The devil is in the details: It is also important to have scientists in different labs repeat the same experiment since “non-experimental” factors can also influence outcomes. Differences in the animals’ food, the type of bedding materials in their cages, chemicals used to sterilize instruments and cages, and even the water they drink may affect the outcome of the study. The role of variability in these non-experimental factors may only become apparent when one lab is unable to repeat the findings of a study. The first step is to review every aspect of the experimental protocol, but it is sometimes also necessary to look at other “non-experimental factors” like those listed above. Recently several prominent organizations have produced guidelines recommending more extensive reporting of animal study methods to reduce this kind of variability.

ARRIVE guidelinesIn 2010, the U.K.-based National Centre for the Replacement, Refinement and Reduction of Animals in Research prepared the Animal Research: Reporting In Vivo Experiments or ARRIVE guidelines , while in 2011, the U.S.-based National Academy of Sciences published Guidance for the Description of Animal Research in Scientific Publications. In 2012, the National Institute on Neurological Diseases and Stroke published “A call for transparent reporting to optimize the predictive value of preclinical research”[5] to report the outcomes of a workshop it organized to explore what important details of experimental procedure ought to be described.

Failure to include sufficient detail to permit replication of a study can often be laid at the doorstep of scientific journals. Journals have traditionally allowed limited the space to describe methods in the interest of keeping the cost of journal printing and mailing under control. As a result of the NINDS workshop, Nature[6] has expressed a willingness to provide more experimental details. It would be helpful if other journals follow suit.

The positive side of negative findings: Journals are in the business of publishing cutting edge science that drives a field forward. Most are reluctant to accept articles that report experiments that don’t work or treatments that fail to show the desired effect since those “negative findings” aren’t likely to be cited in other papers—a key factor in building a journal’s reputation. However, without access to negative findings, scientists don’t have the opportunity to learn from others’ experience so they may go down the same blind alleys. In addition, positive findings may be interpreted as more significant than they really are when relevant negative findings about the same topic have not been aired. Everyone would benefit from making negative findings widely available, but it’s not clear how to launch reputable venues for publishing them.

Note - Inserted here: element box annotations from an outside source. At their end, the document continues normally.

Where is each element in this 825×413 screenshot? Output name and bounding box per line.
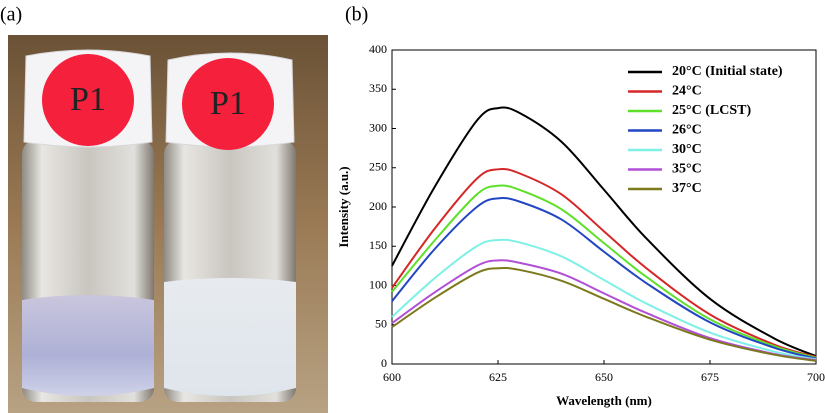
- legend-label: 25°C (LCST): [672, 103, 751, 118]
- x-tick-label: 675: [701, 370, 719, 384]
- y-tick-label: 350: [369, 81, 387, 95]
- y-tick-label: 250: [369, 160, 387, 174]
- series-line: [391, 167, 817, 358]
- x-axis-label: Wavelength (nm): [556, 393, 652, 408]
- legend-label: 37°C: [672, 181, 702, 196]
- panel-label: (a): [0, 4, 22, 26]
- legend-label: 20°C (Initial state): [672, 64, 783, 79]
- series-line: [391, 196, 817, 360]
- legend-label: 30°C: [672, 142, 702, 157]
- x-tick-label: 700: [807, 370, 825, 384]
- x-tick-label: 650: [595, 370, 613, 384]
- plot-frame: [391, 49, 817, 365]
- y-tick-label: 0: [381, 356, 387, 370]
- legend-label: 24°C: [672, 84, 702, 99]
- panel-label: (b): [345, 4, 368, 26]
- y-tick-label: 50: [375, 317, 387, 331]
- legend-label: 35°C: [672, 162, 702, 177]
- series-line: [391, 266, 817, 362]
- y-tick-label: 100: [369, 277, 387, 291]
- x-tick-label: 600: [383, 370, 401, 384]
- series-line: [391, 238, 817, 361]
- y-tick-label: 200: [369, 199, 387, 213]
- series-line: [391, 184, 817, 359]
- legend-label: 26°C: [672, 123, 702, 138]
- cap-label: P1: [210, 85, 246, 122]
- y-tick-label: 400: [369, 42, 387, 56]
- x-tick-label: 625: [489, 370, 507, 384]
- cap-label: P1: [70, 81, 106, 118]
- y-axis-label: Intensity (a.u.): [336, 166, 351, 247]
- y-tick-label: 150: [369, 238, 387, 252]
- y-tick-label: 300: [369, 120, 387, 134]
- photo: P1 P1: [8, 35, 328, 413]
- series-line: [391, 259, 817, 362]
- series-line: [391, 106, 817, 358]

Although at first blush, it might seem that the approaches discussed above will increase the number of animals in experimental studies that is not necessarily the case. If negative findings are shared more widely, unproductive approaches will be abandoned more quickly.  If early-stage, exploratory studies are repeated for the sake of validation, more “false positives” will be weeded out. Then the treatments that go on to further animal studies and human clinical trials are more likely to produce successful clinical outcomes. Given the high cost of clinical trials, this approach will save money in the long run, making more funding available for both basic research and drug development studies.

Taking these steps will require new thinking by those who regulate animal and human research, those who publish research articles, and those who allocate funds for research. However, the pay-off is worthwhile because it may lead to earlier identification of promising treatments for human and animal patients.



[1] van der Worp HB, Howells DW, Sena ES, Porritt MJ, Rewell S, et al.  Can Animal Models of Disease Reliably Inform Human Studies? PLoS Med 7(3): e1000245, 2010.

[2] Houser SR, Margulies KB, Murphy AM, Spinale F, Francis GS, et al.  Animal Models of Heart Failure.  Circulation Res 111: 131-150, 2012.

[3] Improving the Utility and Translation of Animal Models for Nervous System Disorders: Workshop Summary. The National Academies Press, 2013.

[4] Russell, WMS and Burch, RL. The Principles of Humane Experimental Technique. Methuen & Co Ltd.: London. 1959.

[5] Landis, SC et al. Nature 490, 187–191, 2012.

[6] Raising Standards.  Nat Immunol 14: 415, 2013.